For me, the four months from January through April elicit a distinct and heavy feeling of angst. The presents have all been unwrapped. The Christmas lights have been taken down. I'm still getting glitter out of my New Year's dress, and summer seems so impossibly far away.

As the holiday season comes to a rather abrupt close, I feel all I have to look forward to is the large remainder of a bitter High Plains winter and the abandonment of my New Year's resolutions.

In Wyoming, we must wait until May before we see even a hint of spring, and by then I'm hissing at sunlight and glaring at the brightly colored bathing suit section of Target.  This year, one of my resolutions is to bring my own sunshine to these dark, cold months.

I'm compiling my 18 years of experience in optimism into a system that will, hopefully, keep me bright and smiling until June, and these are a few of the steps I'm taking to keep my spirits up:

My music taste tends to be a little more on the depressing side. I love Bon Iver, Rachael Yamagata and Regina Spektor. However, after realizing albums like Elephant brought out a very Winona Ryder side of me, I decided I would have to find more upbeat tunes. After some digging, I came up with a cheery playlist that gets me out of the darkest of moods.
“Electric”—Atlas Genius
“Sort of”—Ingrid Michaelson
“You and Your Heart”—Jack Johnson
“L.I.F.E.G.O.E.S.O.N”—Noah and the Whale
“Little Acorns”—The White Stripes
“Hello”—Martin Solvieg ft. Dragonette
“Pumpkin Soup”—Kate Nash
“Chasing the Sun”—Sara Bareilles
“Six Weeks”—Of Monsters & Men
“Tongue Tied”—Grouplove
“The Dancing Song”—Little Comets
“Daylight”—Matt & Kim
“Chocolate”—The 1975
“Electric Feel”—MGMT

I've been into yoga for a while. I'm still very inexperienced and must be careful because I often have no idea what I'm doing, but I try. Not only does practicing yoga regularly offer wonderful health benefits—such as better sleep, increased flexibility, lower blood pressure and a stronger immune system—but it also never fails to leave me in a better mood.

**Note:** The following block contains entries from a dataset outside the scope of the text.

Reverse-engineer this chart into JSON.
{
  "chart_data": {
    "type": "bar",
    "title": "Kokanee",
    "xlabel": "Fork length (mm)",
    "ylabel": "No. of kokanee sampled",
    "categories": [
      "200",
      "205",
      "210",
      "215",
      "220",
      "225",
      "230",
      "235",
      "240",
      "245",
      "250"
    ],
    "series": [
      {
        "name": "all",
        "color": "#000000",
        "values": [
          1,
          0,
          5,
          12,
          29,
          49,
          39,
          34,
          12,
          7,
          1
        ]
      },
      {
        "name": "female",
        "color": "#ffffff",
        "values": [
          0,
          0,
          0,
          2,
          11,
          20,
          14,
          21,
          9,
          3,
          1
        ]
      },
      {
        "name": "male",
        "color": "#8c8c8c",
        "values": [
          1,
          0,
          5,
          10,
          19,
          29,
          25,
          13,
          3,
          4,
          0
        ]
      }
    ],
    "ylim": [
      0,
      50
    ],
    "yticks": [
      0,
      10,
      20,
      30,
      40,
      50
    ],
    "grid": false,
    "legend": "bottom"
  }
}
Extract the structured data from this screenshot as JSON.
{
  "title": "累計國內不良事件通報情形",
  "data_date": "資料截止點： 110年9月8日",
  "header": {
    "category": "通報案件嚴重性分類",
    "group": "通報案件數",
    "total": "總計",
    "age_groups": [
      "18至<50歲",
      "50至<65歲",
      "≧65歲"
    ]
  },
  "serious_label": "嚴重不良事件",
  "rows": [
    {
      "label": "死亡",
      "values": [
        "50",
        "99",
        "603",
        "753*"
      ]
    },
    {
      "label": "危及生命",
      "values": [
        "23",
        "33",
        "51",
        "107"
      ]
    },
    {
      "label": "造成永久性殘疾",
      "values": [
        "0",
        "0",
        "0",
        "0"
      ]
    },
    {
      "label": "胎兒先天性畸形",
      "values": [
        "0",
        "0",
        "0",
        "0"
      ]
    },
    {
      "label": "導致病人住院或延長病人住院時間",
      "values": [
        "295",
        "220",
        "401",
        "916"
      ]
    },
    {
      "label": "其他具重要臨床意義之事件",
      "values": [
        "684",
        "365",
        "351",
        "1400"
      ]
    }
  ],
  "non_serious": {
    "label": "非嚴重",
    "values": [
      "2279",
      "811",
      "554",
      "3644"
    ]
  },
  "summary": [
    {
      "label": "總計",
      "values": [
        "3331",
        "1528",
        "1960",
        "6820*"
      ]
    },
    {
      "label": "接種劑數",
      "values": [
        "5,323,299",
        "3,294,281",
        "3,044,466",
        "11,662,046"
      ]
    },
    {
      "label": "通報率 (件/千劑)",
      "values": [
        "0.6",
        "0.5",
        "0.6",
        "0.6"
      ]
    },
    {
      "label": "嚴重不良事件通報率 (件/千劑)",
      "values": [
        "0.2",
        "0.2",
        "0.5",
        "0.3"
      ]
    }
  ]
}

Being kind to others has an effect of not only improving the moods of those around you but your mood as well. Random acts of kindness rarely cost much, and they pay off by lending to a better planet and a happier, more courteous population.

Yes, I know. This one is rough. Why must pasta be bad for you? It's 2014. Why have they not yet figured out how to make salad taste like pizza? I continually tell myself that eating well will pay off in the long run because I'll feel so much better, but it's really hard because bread is amazing.

To solve this, I've been finding healthy foods I really enjoy eating. Certain yogurt has probiotics that boost your immune system. Acai berries are full of antioxidants, and almonds are rich in protein. Eating healthy doesn't have to mean eating kale three times a day.

So many sicknesses and health issues can be tied to a lack of sleep, and college students are notorious for ignoring that in favor of Redbull—induced all-nighters. I'm as guilty as anyone, but this year I'm shooting for a healthy amount of sleep each night (about seven hours) just to see how that feels for a while. After all, Netflix will probably still exist tomorrow.

So far, my execution of this system has been hit and miss, but I assume there's no harm in trying. By doing this, I'm hoping to make the heavy last few months of winter a little lighter.